Vivant résolument au bord de l’abîme, talonné par la misère, Charles Baudelaire sut transformer l’adversité en un brasier d’art et de pensée. Depuis l’arrière-salle d’une auberge ou un glacial logement de fortune, le maître des symbolistes raconte dans ces lettres ses déboires financiers. Maudit par ceux qui lui prêtaient de l’argent, pétri d’orgueil et de colère, le poète surpassa toutes les crises, parvenant à incarner le mythe d’une vie de bohème et d’écriture.
Brillant par sa lucidité, son intelligence critique et son sens du Beau, Charles Baudelaire (1821-1867) fut au XIXe siècle le précurseur de la modernité poétique. En proie au spleen, tourmenté par la misère et la maladie, l’écrivain dut affronter sa vie durant la persécution de ses créanciers et l’incompréhension de sa famille, auxquels il demandait soutien. Sommé par le devoir, le poète trouva son salut dans le travail, rêvant de trouver l’énergie et le temps nécessaires pour accomplir son œuvre.

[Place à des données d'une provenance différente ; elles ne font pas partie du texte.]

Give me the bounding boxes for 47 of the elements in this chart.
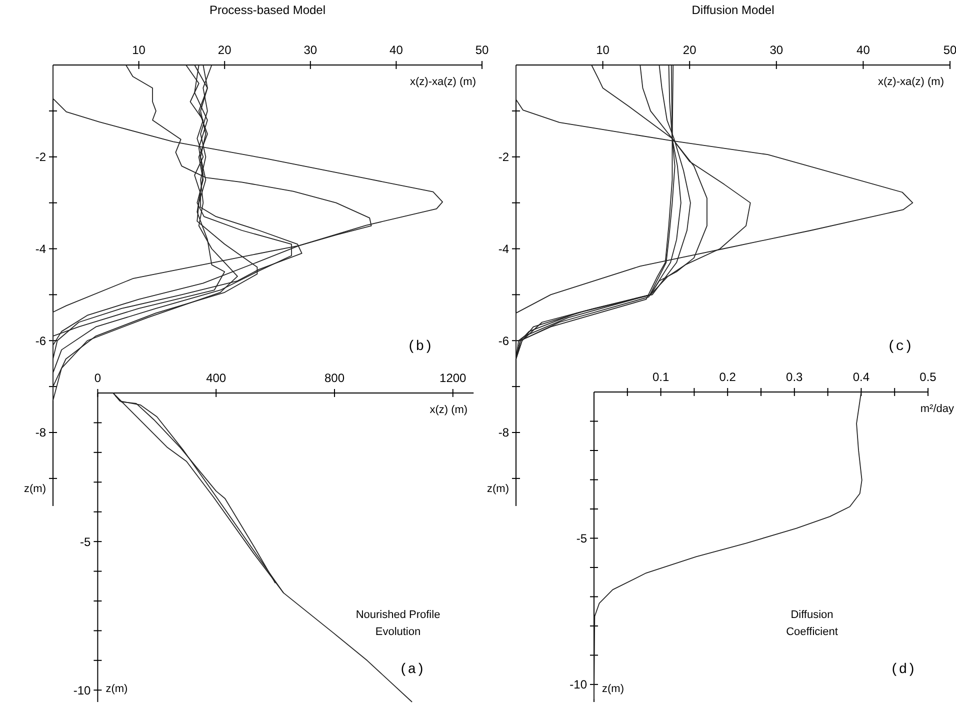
chart-title: Diffusion Model xyxy=(692,3,774,17)
x-tick-label: 50 xyxy=(943,43,956,57)
y-tick-label: -2 xyxy=(35,150,46,164)
annotation: Nourished Profile Evolution xyxy=(356,609,440,638)
x-tick-label: 10 xyxy=(132,43,146,57)
x-tick-label: 0.3 xyxy=(786,370,804,384)
annotation: (d) xyxy=(890,662,916,678)
y-tick-label: -6 xyxy=(498,334,510,348)
x-axis-title: m²/day xyxy=(920,403,954,415)
y-tick-label: -10 xyxy=(73,683,92,698)
annotation: (c) xyxy=(887,339,913,355)
chart-title: Process-based Model xyxy=(209,3,326,17)
y-axis-title: z(m) xyxy=(24,483,46,495)
x-tick-label: 40 xyxy=(856,43,870,57)
y-axis-title: z(m) xyxy=(106,683,128,695)
y-tick-label: -5 xyxy=(80,534,92,549)
x-tick-label: 0 xyxy=(94,371,102,385)
x-tick-label: 20 xyxy=(218,43,232,57)
x-tick-label: 400 xyxy=(206,371,226,385)
x-tick-label: 40 xyxy=(390,43,404,57)
y-tick-label: -4 xyxy=(498,242,510,256)
annotation: Diffusion Coefficient xyxy=(786,609,838,638)
x-tick-label: 0.4 xyxy=(852,370,870,384)
x-tick-label: 50 xyxy=(475,43,489,57)
x-tick-label: 0.2 xyxy=(719,370,736,384)
annotation: (a) xyxy=(399,662,425,678)
x-tick-label: 0.1 xyxy=(652,370,670,384)
y-tick-label: -5 xyxy=(576,531,588,546)
x-tick-label: 800 xyxy=(324,371,345,385)
y-tick-label: -10 xyxy=(570,678,588,692)
x-tick-label: 20 xyxy=(682,43,697,57)
annotation: (b) xyxy=(407,339,433,355)
y-tick-label: -6 xyxy=(35,334,46,348)
y-tick-label: -4 xyxy=(35,242,46,256)
y-tick-label: -8 xyxy=(35,426,46,440)
x-tick-label: 10 xyxy=(596,43,610,57)
x-tick-label: 30 xyxy=(770,43,784,57)
y-axis-title: z(m) xyxy=(602,683,624,695)
y-tick-label: -8 xyxy=(498,426,510,440)
x-axis-title: x(z)-xa(z) (m) xyxy=(410,76,476,88)
y-tick-label: -2 xyxy=(498,150,510,164)
x-tick-label: 0.5 xyxy=(920,370,937,384)
x-axis-title: x(z)-xa(z) (m) xyxy=(878,76,944,88)
x-tick-label: 30 xyxy=(304,43,318,57)
x-axis-title: x(z) (m) xyxy=(430,404,468,416)
x-tick-label: 1200 xyxy=(440,371,467,385)
y-axis-title: z(m) xyxy=(487,483,509,495)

Comme l’a écrit Walter Benjamin : « chez Baudelaire, le poète déclare pour la première fois sa prétention à une valeur d’exposition. Baudelaire a été son propre imprésario. » Mais il fut un imprésario souvent malhabile, comme par exemple dans sa relation avec l’éditeur Victor Lecou. La lettre suivante met en évidence certaines des causes de son endettement, aussi bien moral qu’économique, et sa propension à constamment décevoir les attentes.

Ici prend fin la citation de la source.